Did another "top" while crunching one generation (no trajectory generating between generations) and there are two instances of foldtrajlite's. Result at 2/50@gen 83 (new pid's because restarted client):



PID USER PRI NI SIZE RSS SHARE STAT %CPU %MEM TIME COMMAND
3816 root 0 19 58348 56M 2196 R N 99.7 11.3 38:56 foldtrajlite
. . .
3815 root 20 0 1056 1056 844 S 0.0 0.2 0:00 foldit-offline
3817 root 20 19 58348 56M 2196 S N 0.0 11.3 0:00 foldtrajlite

still confused...

TheOtherPhil
08-15-2003, 05:45 AM
OT: It's not good practice btw to run progs as the root user ;)

I create a user called DF and have the client files in that users directory. I then Ctrl-Alt-F1 and login as DF. I then run the client from there and Alt-F7 back to the gui.

the-mk
08-15-2003, 06:04 AM
Originally posted by TheOtherPhil
OT: It's not good practice btw to run progs as the root user ;)

Yes, I know, but I'm just too lazy to create another user, change the rights of the distribfold-dir and start it again...

Welnic
08-15-2003, 02:01 PM
I don't know what the third instance does. I know that the multi process behavior started in phase II, it was not in phase I. There might be some other mode besides the normal folding and the trajectory that 3817 does. Looking at what I have running now I see some cases that have that process and some that don't. I have never seen that process with even 1 second of accumulated cpu time.

One thing that I do know now that worried me at first is the processes that are linked are using the same memory. In your last instance 3816 and 3817 are using together 58348, not both of them using that amount.

I just tried using the S switch while running top which shows the accumulated cpu time that was used be now defunct daughter processes. When I do that the process now shows up with some time. After watching a trajectory be calculated it appears that the process that hangs around and seems to do nothing actually calls the trajectory process.

HaloJones
08-15-2003, 02:48 PM
FWIW, I have the Windows CLI client running a single instance. I came home today and noticed it had far fewer points stashed than its sister computer.
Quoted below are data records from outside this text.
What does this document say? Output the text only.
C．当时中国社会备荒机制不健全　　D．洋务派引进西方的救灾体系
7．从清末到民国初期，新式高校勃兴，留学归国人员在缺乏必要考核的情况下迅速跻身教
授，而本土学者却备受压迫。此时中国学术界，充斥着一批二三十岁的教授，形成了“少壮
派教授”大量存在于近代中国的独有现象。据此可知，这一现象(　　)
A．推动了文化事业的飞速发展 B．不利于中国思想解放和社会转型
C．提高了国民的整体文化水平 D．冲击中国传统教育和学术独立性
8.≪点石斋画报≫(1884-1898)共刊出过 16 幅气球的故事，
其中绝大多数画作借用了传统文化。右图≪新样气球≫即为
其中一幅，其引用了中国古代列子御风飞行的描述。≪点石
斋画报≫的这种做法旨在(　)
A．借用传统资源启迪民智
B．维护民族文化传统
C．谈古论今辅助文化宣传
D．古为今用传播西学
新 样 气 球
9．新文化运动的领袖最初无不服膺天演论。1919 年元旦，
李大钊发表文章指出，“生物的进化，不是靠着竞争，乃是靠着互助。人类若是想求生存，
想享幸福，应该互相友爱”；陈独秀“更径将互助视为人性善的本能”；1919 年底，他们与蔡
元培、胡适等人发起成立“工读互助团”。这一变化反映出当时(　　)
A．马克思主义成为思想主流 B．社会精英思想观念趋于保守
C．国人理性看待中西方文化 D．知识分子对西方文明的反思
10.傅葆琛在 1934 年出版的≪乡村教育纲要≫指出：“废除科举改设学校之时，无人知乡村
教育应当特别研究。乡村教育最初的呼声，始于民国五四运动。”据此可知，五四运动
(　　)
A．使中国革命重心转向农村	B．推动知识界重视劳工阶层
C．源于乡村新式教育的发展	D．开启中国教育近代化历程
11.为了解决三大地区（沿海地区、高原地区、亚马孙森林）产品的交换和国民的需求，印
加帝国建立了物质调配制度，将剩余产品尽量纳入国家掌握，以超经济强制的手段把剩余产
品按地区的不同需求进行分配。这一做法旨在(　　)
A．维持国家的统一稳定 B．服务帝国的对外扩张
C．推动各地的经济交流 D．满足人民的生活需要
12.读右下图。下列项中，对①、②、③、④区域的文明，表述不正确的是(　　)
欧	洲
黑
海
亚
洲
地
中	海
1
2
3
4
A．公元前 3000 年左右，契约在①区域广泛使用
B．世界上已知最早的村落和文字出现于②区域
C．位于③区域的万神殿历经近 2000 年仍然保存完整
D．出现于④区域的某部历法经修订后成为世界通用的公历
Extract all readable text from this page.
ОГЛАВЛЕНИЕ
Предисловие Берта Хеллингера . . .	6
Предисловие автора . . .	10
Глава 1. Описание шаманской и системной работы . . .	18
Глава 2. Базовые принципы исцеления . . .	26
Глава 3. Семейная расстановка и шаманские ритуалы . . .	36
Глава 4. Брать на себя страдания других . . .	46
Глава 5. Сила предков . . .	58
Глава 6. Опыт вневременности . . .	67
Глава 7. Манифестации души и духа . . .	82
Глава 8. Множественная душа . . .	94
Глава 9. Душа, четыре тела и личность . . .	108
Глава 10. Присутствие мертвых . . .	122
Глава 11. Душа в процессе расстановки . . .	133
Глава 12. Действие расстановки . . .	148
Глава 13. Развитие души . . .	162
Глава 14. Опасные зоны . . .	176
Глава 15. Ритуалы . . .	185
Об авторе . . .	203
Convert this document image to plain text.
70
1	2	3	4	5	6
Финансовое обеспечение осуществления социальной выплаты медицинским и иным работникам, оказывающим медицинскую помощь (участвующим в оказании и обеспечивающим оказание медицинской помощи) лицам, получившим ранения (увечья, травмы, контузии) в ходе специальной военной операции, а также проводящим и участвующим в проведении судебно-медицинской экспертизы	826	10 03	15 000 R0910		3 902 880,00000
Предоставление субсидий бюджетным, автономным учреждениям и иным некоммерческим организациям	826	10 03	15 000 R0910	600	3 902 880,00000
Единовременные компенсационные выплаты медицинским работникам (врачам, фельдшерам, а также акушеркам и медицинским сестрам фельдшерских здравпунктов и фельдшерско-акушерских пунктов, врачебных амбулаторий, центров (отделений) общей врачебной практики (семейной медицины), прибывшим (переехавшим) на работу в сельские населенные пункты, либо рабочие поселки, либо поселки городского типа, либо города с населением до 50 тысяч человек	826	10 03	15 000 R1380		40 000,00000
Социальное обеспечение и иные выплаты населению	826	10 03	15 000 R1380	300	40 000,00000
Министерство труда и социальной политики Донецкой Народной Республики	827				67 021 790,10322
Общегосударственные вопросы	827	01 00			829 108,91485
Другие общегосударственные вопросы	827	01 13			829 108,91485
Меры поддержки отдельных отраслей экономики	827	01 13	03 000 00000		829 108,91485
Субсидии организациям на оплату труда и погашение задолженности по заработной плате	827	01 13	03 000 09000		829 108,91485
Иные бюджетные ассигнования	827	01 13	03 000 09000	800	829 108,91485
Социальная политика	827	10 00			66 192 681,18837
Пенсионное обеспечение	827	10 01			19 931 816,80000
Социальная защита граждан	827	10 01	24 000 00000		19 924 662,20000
Task Manager revealed two foldtrajlite.exe processes running.

I used my DFGui to stop its foltrajlite and both stopped. The number of points stashed went from 180000 to 65000 and the filelist.txt does not include half the stashed files in the directory.

I very much doubt that it will upload properly.

:bang:

Brian the Fist
08-15-2003, 04:50 PM
For your info, the three theads are:

Master control thread - calls main thread and goes to sleep
Main thread - does the 'work'
Spawned thread - minimizes energy and computes trajectory distributions

The Main thread takes care of updating the progress bar while spawned threads operate.

Note that these are three 'threads' of the same process, Im not sure why they show up as 3 different PIDs under Linux, but it must be a quirk in the way the threadsare created. It is using the standard POSIX threads system.

bwkaz
08-15-2003, 05:48 PM
Originally posted by Brian the Fist
Note that these are three 'threads' of the same process, Im not sure why they show up as 3 different PIDs under Linux, but it must be a quirk in the way the threadsare created. It is using the standard POSIX threads system. It's the version of procps (specifically, top's and/or ps' versions) that they're running.

I'm using 3.1.11 and it doesn't happen here. When I switch over to my firewall which is still running 2.0.7, it shows up that way.

When I upgraded my home machine to procps 2.0.10 from the version 2.0.7 that installed with LFS, this behavior also went away. I later upgraded again, to 3.1.11 (which was written by somebody else) because I read somewhere that I needed it for kernel 2.6.0-testX, which I could unfortunately never get to work with my USB mouse... no big deal though.

Edit: They actually do get different PID's, though, due to the way Linux handles threads in general. This is why earlier versions of procps pick them up as separate processes. Later versions (2.0.10 and 3.1.11) filter out the PIDs that are sharing most of their memory with another PID (basically, all threads) except for one.